Snapchat broadcast its first television ad last weekend during the NCAA Final Four, and it seems to have set its sights on a new audience: its parents. The ad points to Snapchat as "a camera, where you feel it matters more than what you see," while painting it as an easy way to take pictures of untidy babies and put grandma's ears on it.
But framed as another milquetoast social app designed to flaunt idyllic vacations and family gatherings, the ad completely ignores what makes Snapchat attractive in the first place.

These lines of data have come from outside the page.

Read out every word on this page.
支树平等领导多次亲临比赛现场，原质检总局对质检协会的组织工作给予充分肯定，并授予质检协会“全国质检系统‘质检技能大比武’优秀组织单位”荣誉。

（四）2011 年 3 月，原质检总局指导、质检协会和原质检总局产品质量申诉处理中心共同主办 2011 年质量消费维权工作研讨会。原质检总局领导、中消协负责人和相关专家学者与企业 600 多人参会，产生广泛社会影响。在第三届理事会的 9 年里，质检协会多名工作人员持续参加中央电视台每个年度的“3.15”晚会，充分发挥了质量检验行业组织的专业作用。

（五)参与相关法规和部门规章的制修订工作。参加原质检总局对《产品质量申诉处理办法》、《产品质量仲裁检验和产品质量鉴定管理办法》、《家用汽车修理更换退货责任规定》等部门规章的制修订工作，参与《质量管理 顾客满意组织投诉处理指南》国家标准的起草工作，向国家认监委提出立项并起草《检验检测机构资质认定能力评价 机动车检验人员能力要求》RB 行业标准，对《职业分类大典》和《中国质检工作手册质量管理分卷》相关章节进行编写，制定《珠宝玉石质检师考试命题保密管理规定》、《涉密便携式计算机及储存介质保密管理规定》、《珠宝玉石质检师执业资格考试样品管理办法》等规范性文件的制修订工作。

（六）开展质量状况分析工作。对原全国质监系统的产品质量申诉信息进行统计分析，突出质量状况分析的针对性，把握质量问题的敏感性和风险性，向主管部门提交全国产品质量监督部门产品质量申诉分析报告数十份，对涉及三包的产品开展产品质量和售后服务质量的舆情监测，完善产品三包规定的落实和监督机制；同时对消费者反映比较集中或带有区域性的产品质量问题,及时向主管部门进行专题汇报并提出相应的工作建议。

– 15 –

Those very curated shots are already up on Instagram Stories. Snapchat is the place where you exchange silly jokes with your friends, nonessential thoughts, or brag about the bad quality nights you do not want to preserve after a five-second timer. Snapchat is not for warm and fuzzy family moments. It is not a "camera" for your "feelings". Snapchat is for shit.
Or at least, it used to be. Once the preferred method of youngsters for the sexts and the ephemeral videos starring their best friend in a Bender 3AM, Snapchat has taken a recent step. After Kylie Jenner confessed that she no longer uses the application, the company's share price fell at the rate of a loss of market value of approximately $ 1,500 million. Just last month, Chrissy Teigen and Rihanna publicly condemned the platform after it presented an ad asking if users would "prefer to slap Rihanna" or "hit Chris Brown".
As celebrities leave the ship and convince their followers to do so, Snap's interest in a larger and larger audience it feels more like a survival tactic than a useful promotion of a platform that was launched six years ago. (It took the company five full years to launch any instruction on Snapchat's intricate and usually slandered user interface, and even then, it was buried deep in its IPO file last year.) Its feeble attempts to win over everyone misunderstand its own product at its core, or signs of a desire to re-frame that product as a second-tier replacement for existing platforms. Either way, the announcement marks a bleak future on the horizon for Snapchat.